A lot of people have been looking for a best practice to use getopt
and getopts
for long years. A number of methods to parse arguments were thought up, but no perfect solution was found. However, with the advent of the getoptions, that long journey comes to an end.
The getoptions
It is designed to be a ready-to-use replacement for getopt
and getopts
. No special embedded comments, configuration files, or pre-build is required, so the learning curve is low and maintenance is easy. In other words, just install a getoptions and the following shell script will work like a charm.
#!/bin/sh
VERSION="0.1"
parser_definition() {
setup REST help:usage -- "Usage: example.sh [options]... [arguments]..." ''
msg -- 'Options:'
flag FLAG -f --flag -- "takes no arguments"
param PARAM -p --param -- "takes one argument"
option OPTION -o --option on:"default" -- "takes one optional argument"
disp :usage -h --help
disp VERSION --version
}
eval "$(getoptions parser_definition) exit 1" # argument parsing
echo "FLAG: $FLAG, PARAM: $PARAM, OPTION: $OPTION"
printf '%s\n' "$@" # output rest arguments
$ ./example.sh -h
Usage: example.sh [options]... [arguments]...
Options:
-f, --flag takes no arguments
-p, --param PARAM takes one argument
-o, --option[=OPTION] takes one optional argument
-h, --help
--version
It is an option parser generator
The getoptions
is essentially a generator that generates an option parser, but claims to be an option parser. Because it is very fast (minimum <= 10ms), can dynamically generate an option parser at runtime and parse arguments.
I don't want to install the getoptions!
If you want to run your script without getoptions
installed, you can include its core library in your script and distribute it. The license is CC0, so there are no restrictions at all. Its size is 200-300 lines (5KB-8KB), depending on the configuration, is extremely compact compared to other implementations.
I don't want to include the library!
If you do not want to include the library in your scripts, you can use it as an option parser generator.
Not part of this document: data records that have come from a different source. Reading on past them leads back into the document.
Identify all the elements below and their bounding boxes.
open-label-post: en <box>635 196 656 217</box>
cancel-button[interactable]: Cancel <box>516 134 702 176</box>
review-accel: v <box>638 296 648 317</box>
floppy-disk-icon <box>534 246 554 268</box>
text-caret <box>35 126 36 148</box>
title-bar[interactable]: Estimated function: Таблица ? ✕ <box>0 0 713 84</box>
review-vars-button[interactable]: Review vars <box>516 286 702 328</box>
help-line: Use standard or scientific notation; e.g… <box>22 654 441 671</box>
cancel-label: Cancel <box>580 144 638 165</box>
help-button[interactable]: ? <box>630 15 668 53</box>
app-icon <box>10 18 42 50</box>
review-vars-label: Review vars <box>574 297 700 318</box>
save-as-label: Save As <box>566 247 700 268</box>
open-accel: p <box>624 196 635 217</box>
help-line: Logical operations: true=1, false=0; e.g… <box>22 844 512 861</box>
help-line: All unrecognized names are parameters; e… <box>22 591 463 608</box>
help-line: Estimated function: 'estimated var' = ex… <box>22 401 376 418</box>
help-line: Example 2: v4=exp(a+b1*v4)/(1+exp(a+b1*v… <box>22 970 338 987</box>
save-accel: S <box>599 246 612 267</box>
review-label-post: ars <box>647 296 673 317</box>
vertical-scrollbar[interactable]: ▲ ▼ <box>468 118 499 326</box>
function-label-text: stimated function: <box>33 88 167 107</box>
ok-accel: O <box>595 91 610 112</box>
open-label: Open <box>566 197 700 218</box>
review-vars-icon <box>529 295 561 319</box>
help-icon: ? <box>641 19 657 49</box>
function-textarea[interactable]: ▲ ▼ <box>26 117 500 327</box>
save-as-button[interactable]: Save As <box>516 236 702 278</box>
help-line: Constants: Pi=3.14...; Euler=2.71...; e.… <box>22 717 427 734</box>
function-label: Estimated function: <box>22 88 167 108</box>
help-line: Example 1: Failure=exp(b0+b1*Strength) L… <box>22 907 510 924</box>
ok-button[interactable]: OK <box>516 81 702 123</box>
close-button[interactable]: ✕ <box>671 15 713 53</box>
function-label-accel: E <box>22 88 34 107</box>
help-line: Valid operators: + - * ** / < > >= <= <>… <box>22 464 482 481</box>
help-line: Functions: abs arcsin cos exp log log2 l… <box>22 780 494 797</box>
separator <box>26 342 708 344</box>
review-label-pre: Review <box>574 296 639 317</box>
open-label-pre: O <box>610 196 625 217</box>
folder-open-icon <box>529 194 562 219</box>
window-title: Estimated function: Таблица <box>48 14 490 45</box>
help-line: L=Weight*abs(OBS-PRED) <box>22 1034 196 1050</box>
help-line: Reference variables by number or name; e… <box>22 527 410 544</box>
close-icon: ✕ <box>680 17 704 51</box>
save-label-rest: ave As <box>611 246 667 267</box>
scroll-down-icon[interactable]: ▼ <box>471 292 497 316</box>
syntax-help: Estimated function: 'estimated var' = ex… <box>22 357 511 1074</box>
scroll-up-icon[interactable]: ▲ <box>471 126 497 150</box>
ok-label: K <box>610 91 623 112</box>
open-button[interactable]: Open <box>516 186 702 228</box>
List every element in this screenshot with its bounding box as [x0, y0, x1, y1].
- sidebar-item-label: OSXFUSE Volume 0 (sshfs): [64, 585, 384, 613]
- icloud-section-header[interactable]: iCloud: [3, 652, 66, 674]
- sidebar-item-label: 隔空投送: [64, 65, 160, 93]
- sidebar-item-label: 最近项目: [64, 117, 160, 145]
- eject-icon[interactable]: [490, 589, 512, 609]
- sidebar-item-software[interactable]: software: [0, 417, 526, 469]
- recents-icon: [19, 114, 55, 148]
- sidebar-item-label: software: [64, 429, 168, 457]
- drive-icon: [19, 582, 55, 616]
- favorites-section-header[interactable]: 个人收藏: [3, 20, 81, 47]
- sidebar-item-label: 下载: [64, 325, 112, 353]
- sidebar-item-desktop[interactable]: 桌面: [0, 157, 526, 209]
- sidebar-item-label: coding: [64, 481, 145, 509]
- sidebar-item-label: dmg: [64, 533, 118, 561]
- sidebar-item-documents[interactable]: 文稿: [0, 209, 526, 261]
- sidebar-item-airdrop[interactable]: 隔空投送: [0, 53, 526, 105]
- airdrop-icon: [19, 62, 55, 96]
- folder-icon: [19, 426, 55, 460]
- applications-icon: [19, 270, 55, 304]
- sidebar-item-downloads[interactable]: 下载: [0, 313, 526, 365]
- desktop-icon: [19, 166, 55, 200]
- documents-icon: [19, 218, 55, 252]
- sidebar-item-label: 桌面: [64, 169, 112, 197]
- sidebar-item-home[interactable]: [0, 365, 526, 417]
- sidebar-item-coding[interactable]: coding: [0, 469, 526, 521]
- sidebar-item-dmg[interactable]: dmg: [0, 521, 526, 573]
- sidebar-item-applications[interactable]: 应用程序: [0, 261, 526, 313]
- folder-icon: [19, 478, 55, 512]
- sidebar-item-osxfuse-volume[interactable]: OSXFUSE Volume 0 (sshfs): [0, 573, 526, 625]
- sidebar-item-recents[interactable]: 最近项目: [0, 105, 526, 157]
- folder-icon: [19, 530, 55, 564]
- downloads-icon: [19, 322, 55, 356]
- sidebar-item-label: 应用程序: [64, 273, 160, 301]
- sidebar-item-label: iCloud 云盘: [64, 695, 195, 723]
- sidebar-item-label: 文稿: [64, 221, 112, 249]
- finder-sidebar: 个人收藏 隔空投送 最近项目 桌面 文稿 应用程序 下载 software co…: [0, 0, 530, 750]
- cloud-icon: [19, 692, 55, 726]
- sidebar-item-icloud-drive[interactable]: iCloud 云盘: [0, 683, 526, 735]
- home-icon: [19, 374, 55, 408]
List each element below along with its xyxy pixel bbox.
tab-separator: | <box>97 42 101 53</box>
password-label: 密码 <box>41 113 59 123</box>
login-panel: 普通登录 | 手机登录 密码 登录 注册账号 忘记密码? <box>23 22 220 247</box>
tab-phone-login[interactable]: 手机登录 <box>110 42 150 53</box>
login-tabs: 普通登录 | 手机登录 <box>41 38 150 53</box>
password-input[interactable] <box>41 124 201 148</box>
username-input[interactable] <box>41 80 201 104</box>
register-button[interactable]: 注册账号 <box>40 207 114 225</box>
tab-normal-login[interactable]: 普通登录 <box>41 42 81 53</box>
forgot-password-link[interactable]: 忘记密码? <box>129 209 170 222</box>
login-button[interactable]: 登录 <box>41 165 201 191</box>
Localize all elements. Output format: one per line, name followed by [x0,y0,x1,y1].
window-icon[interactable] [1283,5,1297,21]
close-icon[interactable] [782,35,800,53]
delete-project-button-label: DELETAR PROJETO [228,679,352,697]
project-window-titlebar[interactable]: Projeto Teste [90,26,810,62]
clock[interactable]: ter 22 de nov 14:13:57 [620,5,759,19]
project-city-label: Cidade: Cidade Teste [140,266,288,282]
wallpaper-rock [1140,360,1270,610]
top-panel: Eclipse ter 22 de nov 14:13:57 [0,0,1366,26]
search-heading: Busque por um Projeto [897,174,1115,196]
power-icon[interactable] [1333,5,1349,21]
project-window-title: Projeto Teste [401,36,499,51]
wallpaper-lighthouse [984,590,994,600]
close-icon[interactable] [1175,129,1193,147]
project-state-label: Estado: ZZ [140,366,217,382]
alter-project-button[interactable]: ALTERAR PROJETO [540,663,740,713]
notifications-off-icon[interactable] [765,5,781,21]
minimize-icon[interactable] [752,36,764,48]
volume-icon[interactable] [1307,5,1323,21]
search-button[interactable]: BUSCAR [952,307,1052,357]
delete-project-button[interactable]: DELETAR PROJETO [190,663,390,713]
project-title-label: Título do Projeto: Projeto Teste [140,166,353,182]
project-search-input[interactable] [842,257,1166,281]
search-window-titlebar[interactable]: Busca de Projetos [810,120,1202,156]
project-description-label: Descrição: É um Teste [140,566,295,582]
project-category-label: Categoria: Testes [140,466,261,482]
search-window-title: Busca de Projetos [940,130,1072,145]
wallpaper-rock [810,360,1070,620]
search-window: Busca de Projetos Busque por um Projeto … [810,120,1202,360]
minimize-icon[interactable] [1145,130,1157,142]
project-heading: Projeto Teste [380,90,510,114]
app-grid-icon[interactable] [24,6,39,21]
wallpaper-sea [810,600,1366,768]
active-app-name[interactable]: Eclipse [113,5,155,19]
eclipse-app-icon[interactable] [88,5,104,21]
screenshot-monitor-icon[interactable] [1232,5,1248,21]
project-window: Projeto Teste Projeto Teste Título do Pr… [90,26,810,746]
If you generate the parser beforehand, you don't need to include the library, and execution speed will be even faster. The generated parser is simple, short, and only one function. Its size will be about the same as what you would write by hand.
No requirements and POSIX-compliant
All you need to use getoptions
is only POSIX shell (i.e. dash 0.5.4+, bash 2.03+, ksh88+, zsh 3.1.9+). It is strongly standards-aware and supports both POSIX and GNU option syntax and supports long options as well as long option abbreviations and subcommands.
Conclusion
The getoptions
is very easy to use. But in contrast to its small size, is has a lot of features, extensibility and flexibility. You can customize error messages, validations, automatically generate help, and call functions when specified options.
If you want to know more about the advanced features, please visit the project site. There are a variety of examples available. However, for basic usage, there is nothing more to explain.